Thomas watched in astonishment as the iron sluice valve was spun open with a burst of escaping water. Loggers with heavy cant hooks urged the mammoth log along in its own gush of water. It floated until its weight tipped into the chute, and then gravity took over. With a howl of its own, the log shot away, accelerating wildly on the steep initial section, its passage slicked by the spray of water. One after another, logs tipped into the chute.
He hadn’t counted the seconds, but the logs became a smoking blur, and seconds later smashed into the inlet far below, sending geysers of water high into the air. By the time they hit the water, the multi-ton logs were but tiny, black dashes against the exploding water. What the camera could record was a mystery to Thomas. Certainly nothing was holding still for the sensitive film.
“There’s been talk,” Bertram explained, “that you could ride a log down the flume. I hear that every day. And you know, someday some crazy youngster with more nerve than brains is going to try it.”
“We can hope not,” Thomas said.
Bertram adopted a thoughtful stance, one hand on his bristly jaw. “You know, a man might save himself a hell of a long hike to town by hookin’ a ride down the chute. I hear a man in the Klamath tried it on the Pokagama, longer’n this.” Bertram grinned at his own jest. “Schoolyard dares, Doc. That’s the way I figure it. These are good boys. Work hard, play hard. Sometimes drink too much.” He shrugged.
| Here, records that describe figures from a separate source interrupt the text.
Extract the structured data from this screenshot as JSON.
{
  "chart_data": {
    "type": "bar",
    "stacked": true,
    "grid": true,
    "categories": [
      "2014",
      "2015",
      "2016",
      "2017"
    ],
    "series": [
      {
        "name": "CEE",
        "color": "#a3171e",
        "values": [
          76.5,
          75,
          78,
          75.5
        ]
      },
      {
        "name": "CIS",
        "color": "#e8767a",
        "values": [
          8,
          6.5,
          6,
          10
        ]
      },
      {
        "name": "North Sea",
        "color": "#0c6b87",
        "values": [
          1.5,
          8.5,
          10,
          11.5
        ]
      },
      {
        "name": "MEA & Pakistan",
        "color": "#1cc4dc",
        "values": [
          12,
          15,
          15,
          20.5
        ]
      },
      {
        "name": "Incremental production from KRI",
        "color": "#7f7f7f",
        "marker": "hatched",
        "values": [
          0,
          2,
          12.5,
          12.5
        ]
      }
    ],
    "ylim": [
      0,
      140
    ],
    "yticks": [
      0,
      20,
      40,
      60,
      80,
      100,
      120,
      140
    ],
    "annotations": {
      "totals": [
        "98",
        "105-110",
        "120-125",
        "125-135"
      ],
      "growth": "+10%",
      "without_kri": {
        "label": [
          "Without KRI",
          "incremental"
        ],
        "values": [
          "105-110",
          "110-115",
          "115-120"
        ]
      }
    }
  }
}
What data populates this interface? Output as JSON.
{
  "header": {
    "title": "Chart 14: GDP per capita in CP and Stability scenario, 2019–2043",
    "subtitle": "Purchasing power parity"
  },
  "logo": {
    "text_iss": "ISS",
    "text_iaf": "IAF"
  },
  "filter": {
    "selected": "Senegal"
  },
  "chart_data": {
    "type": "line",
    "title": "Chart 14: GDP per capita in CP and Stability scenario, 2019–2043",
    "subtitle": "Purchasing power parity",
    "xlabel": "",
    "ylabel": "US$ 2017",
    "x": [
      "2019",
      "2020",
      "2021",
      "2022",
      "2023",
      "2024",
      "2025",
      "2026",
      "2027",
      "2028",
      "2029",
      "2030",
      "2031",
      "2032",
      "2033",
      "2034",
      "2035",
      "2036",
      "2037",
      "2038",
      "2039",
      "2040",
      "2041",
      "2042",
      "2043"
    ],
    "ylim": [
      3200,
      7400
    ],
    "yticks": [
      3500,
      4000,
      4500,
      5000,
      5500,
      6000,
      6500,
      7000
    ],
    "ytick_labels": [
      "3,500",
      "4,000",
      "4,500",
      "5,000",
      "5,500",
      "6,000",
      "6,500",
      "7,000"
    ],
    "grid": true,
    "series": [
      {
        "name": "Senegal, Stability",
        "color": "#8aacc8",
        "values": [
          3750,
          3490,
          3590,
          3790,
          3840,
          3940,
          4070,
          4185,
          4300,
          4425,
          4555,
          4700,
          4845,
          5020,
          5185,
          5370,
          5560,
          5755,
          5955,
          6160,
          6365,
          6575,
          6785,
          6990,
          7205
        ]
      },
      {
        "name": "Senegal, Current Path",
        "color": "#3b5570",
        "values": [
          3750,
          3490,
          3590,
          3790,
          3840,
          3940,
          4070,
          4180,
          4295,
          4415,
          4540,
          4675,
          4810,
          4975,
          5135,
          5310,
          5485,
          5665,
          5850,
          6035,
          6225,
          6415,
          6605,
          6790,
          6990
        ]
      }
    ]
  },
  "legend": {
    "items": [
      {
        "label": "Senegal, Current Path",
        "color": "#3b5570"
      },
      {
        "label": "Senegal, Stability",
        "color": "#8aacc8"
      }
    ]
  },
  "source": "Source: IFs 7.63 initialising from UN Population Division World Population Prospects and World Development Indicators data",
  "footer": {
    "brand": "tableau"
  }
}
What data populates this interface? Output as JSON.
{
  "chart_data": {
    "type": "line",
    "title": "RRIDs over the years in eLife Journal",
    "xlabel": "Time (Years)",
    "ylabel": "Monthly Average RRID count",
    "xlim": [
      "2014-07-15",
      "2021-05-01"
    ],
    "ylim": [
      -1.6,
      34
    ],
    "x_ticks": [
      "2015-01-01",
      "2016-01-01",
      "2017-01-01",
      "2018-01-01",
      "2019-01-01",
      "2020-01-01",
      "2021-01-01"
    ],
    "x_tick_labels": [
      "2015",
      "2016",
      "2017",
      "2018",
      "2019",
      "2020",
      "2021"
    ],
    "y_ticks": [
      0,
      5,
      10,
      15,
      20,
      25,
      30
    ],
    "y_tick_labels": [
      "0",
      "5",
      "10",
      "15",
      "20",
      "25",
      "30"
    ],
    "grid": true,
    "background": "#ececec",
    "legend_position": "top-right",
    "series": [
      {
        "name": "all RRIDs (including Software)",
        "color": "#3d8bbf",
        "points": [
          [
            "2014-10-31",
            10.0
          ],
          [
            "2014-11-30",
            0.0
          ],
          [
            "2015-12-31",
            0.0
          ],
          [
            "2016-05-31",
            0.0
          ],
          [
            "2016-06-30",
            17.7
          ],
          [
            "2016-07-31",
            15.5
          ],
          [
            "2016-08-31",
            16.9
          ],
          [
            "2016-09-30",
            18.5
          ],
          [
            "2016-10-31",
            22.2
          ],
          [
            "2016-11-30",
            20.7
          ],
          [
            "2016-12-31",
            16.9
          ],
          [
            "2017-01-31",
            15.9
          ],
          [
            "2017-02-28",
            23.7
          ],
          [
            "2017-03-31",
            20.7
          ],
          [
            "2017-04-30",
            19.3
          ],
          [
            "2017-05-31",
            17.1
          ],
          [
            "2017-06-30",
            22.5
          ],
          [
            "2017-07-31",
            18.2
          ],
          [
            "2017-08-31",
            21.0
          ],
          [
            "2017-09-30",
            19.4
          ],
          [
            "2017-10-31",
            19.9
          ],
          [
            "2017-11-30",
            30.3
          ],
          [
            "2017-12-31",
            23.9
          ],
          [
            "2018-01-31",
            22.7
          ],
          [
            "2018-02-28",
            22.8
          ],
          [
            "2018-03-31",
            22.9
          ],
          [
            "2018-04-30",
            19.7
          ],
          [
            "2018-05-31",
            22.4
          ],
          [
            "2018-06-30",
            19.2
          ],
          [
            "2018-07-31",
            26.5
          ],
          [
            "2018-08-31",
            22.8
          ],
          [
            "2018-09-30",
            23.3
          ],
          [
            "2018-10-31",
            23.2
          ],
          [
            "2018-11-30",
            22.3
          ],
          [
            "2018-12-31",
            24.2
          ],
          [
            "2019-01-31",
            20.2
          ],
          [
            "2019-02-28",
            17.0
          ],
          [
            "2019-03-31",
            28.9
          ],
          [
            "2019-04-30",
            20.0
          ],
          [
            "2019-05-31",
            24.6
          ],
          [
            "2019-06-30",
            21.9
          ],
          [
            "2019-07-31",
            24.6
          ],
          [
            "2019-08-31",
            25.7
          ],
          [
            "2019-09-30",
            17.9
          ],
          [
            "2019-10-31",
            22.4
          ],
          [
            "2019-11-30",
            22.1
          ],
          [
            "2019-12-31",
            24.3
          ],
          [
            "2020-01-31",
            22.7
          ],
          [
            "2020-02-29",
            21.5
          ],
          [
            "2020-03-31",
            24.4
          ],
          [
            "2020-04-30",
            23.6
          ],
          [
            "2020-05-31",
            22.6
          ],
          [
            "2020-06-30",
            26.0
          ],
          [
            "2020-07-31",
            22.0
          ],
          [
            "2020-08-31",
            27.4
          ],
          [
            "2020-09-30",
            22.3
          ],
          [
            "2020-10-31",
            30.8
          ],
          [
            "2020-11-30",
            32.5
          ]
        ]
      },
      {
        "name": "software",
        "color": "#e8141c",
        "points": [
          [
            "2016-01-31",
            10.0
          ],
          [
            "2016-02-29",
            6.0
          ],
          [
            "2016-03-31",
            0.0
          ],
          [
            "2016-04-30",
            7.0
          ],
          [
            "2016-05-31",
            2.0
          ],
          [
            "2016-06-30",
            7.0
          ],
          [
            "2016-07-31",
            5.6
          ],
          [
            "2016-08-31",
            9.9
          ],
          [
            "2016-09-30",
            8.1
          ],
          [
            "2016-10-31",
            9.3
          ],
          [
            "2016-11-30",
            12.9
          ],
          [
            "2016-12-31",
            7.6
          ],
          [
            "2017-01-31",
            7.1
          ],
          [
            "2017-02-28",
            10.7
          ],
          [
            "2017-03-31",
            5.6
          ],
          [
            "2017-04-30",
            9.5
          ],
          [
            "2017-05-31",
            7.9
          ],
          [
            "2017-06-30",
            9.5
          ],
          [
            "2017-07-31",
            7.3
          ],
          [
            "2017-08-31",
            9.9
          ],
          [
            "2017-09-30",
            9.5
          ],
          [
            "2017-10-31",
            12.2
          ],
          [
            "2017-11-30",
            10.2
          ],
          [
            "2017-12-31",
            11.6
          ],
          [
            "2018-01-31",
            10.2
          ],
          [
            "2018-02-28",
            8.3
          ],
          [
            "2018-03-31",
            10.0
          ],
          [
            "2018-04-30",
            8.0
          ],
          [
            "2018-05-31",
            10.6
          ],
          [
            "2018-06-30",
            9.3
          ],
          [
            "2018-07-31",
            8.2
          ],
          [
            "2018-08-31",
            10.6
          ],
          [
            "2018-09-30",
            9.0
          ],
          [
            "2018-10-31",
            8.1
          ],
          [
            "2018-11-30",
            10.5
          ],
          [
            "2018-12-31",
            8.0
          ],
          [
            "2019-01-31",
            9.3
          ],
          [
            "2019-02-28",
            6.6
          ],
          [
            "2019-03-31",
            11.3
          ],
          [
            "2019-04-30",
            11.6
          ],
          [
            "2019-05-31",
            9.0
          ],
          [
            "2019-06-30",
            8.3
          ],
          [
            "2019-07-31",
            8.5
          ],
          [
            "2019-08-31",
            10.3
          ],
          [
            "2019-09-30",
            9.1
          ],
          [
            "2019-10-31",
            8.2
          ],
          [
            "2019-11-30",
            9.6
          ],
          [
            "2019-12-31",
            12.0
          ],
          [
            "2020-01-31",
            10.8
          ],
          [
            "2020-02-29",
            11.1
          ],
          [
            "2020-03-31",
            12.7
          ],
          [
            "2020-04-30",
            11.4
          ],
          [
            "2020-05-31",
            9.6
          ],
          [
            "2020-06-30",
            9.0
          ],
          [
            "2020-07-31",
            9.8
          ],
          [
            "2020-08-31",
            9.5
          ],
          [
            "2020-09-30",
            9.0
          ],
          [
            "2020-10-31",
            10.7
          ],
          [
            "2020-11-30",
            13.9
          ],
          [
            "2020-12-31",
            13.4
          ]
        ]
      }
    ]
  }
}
“I’m planning to talk to Mr. Schmidt about the possibility of a telephone up on the lease.”
Bertram’s expression went blank. “How’s that?”
“I’ve given it a lot of thought. If we had a central location up here on the lease where a ring could summon help…imagine the time to be saved.”
“A telephone…”
“Exactly. The cities have exchanges now. Both Seattle and Tacoma, and more coming every day. I spoke with an engineer from the company just a few weeks ago. It would be possible.”
“I’ve heard of ’em,” Bertram said. “Don’t give it much account. You’re sayin’ that a man gets himself hurt somehow, and we find this telephone?”
“Exactly. In fact, this wonderful chute gives us a route up the headland for the wires. How hard could it be to run poles right up the route cleared for the chute? Much of the work has already been done.”
“Somebody gets hurt, we just take care of ’em here, or find a way into town,” Bertram said. “You know that.”
“And that’s what kills more often than not.”
“You think so?”
“I do. Most certainly I do.”
“Huh. The telephone wouldn’t have done Sonny Malone a damn bit of good.”
“Not that particular case, but useful for other things as well, I should think. Mr. Schmidt requires a fair accounting of the logs that leave the headlands, does he not? Huckla is proud to be counting, back at the pond.”
“Schmidt’s got himself some new accountants,” Bertram said. “Always countin’ things. That’s what they do. Number of logs that leave the timber, number into the chute, number down at the inlet. Number at the mill. Numbers, numbers, numbers.”
“Well, then. The mill would not have to wait for that information. The telephone could make short work of such.”
Bertram shook his head slowly. “Used to be a man went into the woods with an axe and a cross-cut, and earned his way one tree at a time. Now we got to count this, and count that.” He grimaced. “Anyways, you do what you got to do, Doc.” He pointed to the north. “Don’t know how you came up the hill, but you cut off that way a bit and you’ll find the lease trail. Take you down to the inlet road. That’s the way your driver come up earlier. Be easier going.”